How Long Can I Stay in Brazil?
Brazil eVisas are valid for two years, and visitors can stay up to 90 days per year.
What Happens If I Forget?
If you don’t apply for your Brazil eVisa (or regular visa) you won’t be allowed entry in the country, and if you’re flying more than likely you’ll be denied boarding. There’s no ‘ah sorry I forgot’ or ‘I am (*enter nationality*), I didn’t know I needed a visa’.
Don’t forget to apply at least a few weeks before your departure!
Can I extend my Brazil eVisa?
Indeed, you can. Brazil eVisas can be extended by another 90 days. If you’re outside Brazil, the process to extend an eVisa is very simple, virtually the same as applying for an eVisa. Processing time is 5 days.

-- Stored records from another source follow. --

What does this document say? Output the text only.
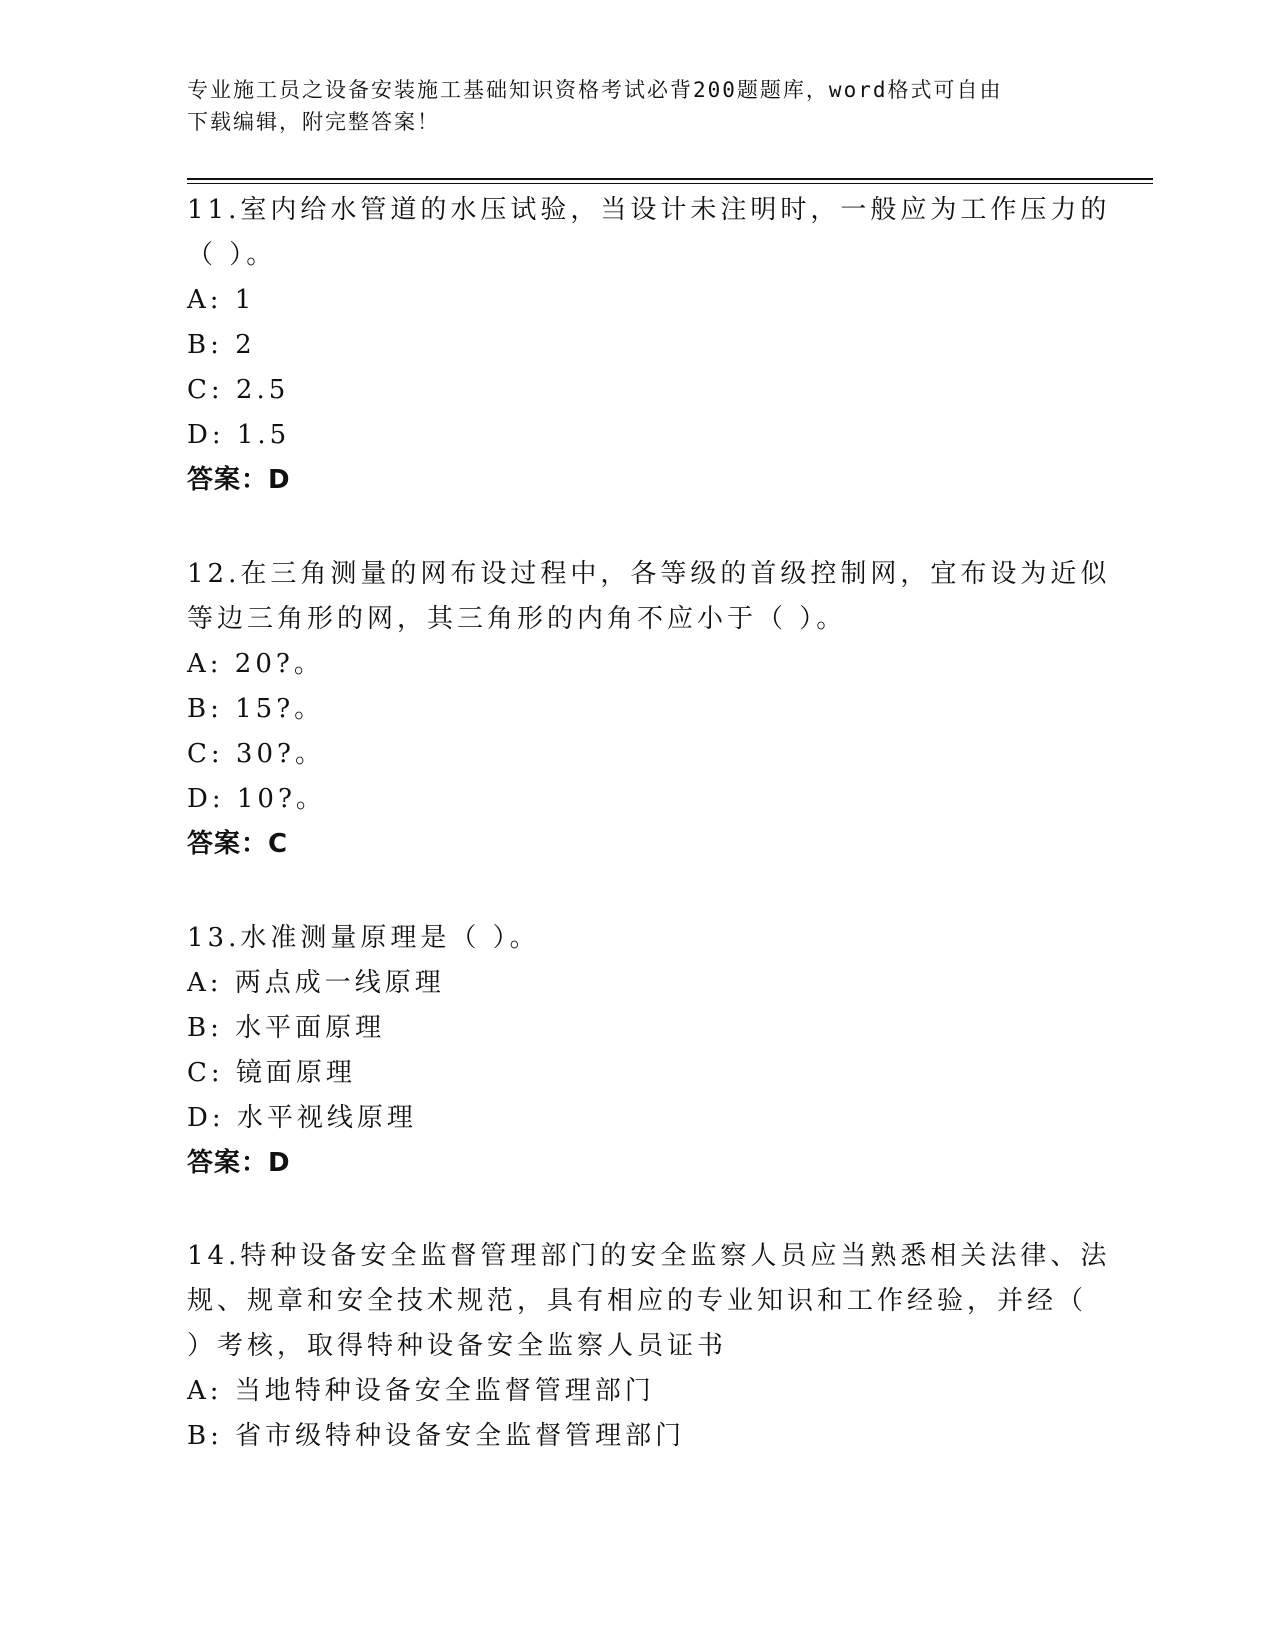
专业施工员之设备安装施工基础知识资格考试必背200题题库，word格式可自由
下载编辑，附完整答案！
11.室内给水管道的水压试验，当设计未注明时，一般应为工作压力的
（ ）。
A: 1
B: 2
C: 2.5
D: 1.5
答案：D
12.在三角测量的网布设过程中，各等级的首级控制网，宜布设为近似
等边三角形的网，其三角形的内角不应小于（ ）。
A: 20?。
B: 15?。
C: 30?。
D: 10?。
答案：C
13.水准测量原理是（ ）。
A: 两点成一线原理
B: 水平面原理
C: 镜面原理
D: 水平视线原理
答案：D
14.特种设备安全监督管理部门的安全监察人员应当熟悉相关法律、法
规、规章和安全技术规范，具有相应的专业知识和工作经验，并经（
）考核，取得特种设备安全监察人员证书
A: 当地特种设备安全监督管理部门
B: 省市级特种设备安全监督管理部门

If you’re in Brazil, you’ll have to visit a federal police station and present documents about your travel plans, proof of onward travel, proof of funds, plus your passport and original visa. You’ll need to extend your visa at least one week before you are supposed to leave Brazil.
And What if I Overstay?
Brazil charges a fine for overstaying of 8 reais a day (less than €2), with a maximum of 800 reais. You will be asked to pay before you leave the country, and won’t be able to return for 6 months.
Even though some travellers report overstaying Brazil visas as commonplace, we don’t recommend doing so. Make sure you don’t overstay your Brazil eVisa, and have everything in order to enjoy your trip to this stunning country!